Opinião
Ucrânia: guerra e paz
Quaisquer que sejam as condições para a negociação da paz, elas não podem pôr em pé de igualdade o agressor e o agredido
Meu Caro Zé,
Já conheces bem o eufemismo “operação militar especial” que redundou numa guerra que já dura há mais de ano e meio e cujo fim não está à vista, embora cada vez mais se fale na necessidade de paz, mas sem cuidar de considerar as condições para tal.
E sem esquecer, não se pode ser ingénuo, os interesses, mais claros ou obscuros, que estão por detrás da continuidade da guerra, o surgimento de posições sucessivamente mais equívocas sobre motivações e responsabilidades (basta atender à posição expressa por Václav Klaus, que não deve ser confundido com o notável Václav Havel, nas Conferências do Estoril) impõe ser primordial relembrar como a “guerra” começou.

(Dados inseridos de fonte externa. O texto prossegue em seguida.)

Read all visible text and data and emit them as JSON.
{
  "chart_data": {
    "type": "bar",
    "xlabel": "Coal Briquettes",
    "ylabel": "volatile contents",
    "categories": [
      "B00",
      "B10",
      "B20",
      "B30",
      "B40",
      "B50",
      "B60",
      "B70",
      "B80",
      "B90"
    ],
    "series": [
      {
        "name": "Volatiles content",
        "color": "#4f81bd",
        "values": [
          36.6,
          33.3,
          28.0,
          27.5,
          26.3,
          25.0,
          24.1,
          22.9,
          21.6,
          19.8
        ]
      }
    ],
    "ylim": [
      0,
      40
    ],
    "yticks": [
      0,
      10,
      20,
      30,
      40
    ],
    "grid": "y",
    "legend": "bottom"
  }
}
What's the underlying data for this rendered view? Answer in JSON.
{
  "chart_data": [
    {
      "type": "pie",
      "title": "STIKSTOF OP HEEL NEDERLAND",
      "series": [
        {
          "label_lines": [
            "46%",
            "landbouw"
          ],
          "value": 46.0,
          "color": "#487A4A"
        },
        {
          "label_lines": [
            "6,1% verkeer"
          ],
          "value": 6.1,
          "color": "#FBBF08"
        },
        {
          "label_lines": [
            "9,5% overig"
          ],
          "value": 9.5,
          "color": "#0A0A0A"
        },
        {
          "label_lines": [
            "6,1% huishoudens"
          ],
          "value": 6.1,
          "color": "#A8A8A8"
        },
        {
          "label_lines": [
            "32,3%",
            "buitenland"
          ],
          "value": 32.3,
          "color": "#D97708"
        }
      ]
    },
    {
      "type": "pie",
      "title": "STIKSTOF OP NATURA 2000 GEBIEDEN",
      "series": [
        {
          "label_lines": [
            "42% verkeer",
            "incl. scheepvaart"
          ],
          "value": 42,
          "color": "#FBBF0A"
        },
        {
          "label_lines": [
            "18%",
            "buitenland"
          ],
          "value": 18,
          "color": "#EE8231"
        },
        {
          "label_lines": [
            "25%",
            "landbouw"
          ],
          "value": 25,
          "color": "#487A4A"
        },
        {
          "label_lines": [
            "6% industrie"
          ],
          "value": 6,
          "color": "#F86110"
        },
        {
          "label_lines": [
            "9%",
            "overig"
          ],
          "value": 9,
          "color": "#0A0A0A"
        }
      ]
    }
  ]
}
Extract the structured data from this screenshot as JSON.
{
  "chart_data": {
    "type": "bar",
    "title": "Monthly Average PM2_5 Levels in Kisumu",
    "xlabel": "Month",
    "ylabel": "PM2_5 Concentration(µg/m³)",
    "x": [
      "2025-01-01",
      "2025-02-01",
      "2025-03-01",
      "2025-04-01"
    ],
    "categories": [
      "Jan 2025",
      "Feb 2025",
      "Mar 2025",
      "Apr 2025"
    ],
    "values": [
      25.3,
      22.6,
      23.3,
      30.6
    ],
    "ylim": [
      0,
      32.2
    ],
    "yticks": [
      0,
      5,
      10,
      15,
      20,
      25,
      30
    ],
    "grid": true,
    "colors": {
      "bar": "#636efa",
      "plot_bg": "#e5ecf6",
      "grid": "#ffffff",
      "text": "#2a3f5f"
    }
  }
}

Em termos de direito internacional estão em causa dois países com direitos reconhecidos na Organização das Nações Unidas, pelo que o início tem de ser classificado como uma invasão da Federação Russa à Ucrânia, com clara violação dos direitos deste país.
Estes direitos não foram respeitados e, por isso, quaisquer que sejam as condições para a negociação da paz, elas não podem pôr em pé de igualdade o agressor e o agredido. E isto parece-me que está a ser cada vez mais esquecido.
Este princípio, que recuso ser discutível, está contudo, em termos de aplicação prática, algo “enevoado” pela situação criada com a anexação da Crimeia, em 2014, perante o “assobiar para o lado” de todo o mundo, com responsabilidades especiais para os Estados Unidos e o Reino Unido (nada tem a ver com a NATO como organização). Com efeito, em dezembro de 1994 foi assinado por esses dois países em conjunto com a Federação Russa (as outras duas potências nucleares, China e França ficaram-se pelas garantias individuais um pouco mais fracas, em documentos separados) em que Bielorrússia, Cazaquistão e Ucrânia se comprometiam a entregar à Federação Russa os arsenais nucleares neles existentes.
Em contrapartida as três potências comprometiam-se a respeitar a independência e a soberania desses três estados, nas fronteiras existentes à data da assinatura, para além de lhes ser assegurada a assistência a esses países em caso de agressão exterior.
Parece inequívoco que a Federação Russa passou de putativo “defensor” a agressor e os outros (Estado Unidos e Reino Unido)… calaram, logo em 2014.
Esquecer isto na preparação de qualquer acordo de paz é absolutamente inaceitável.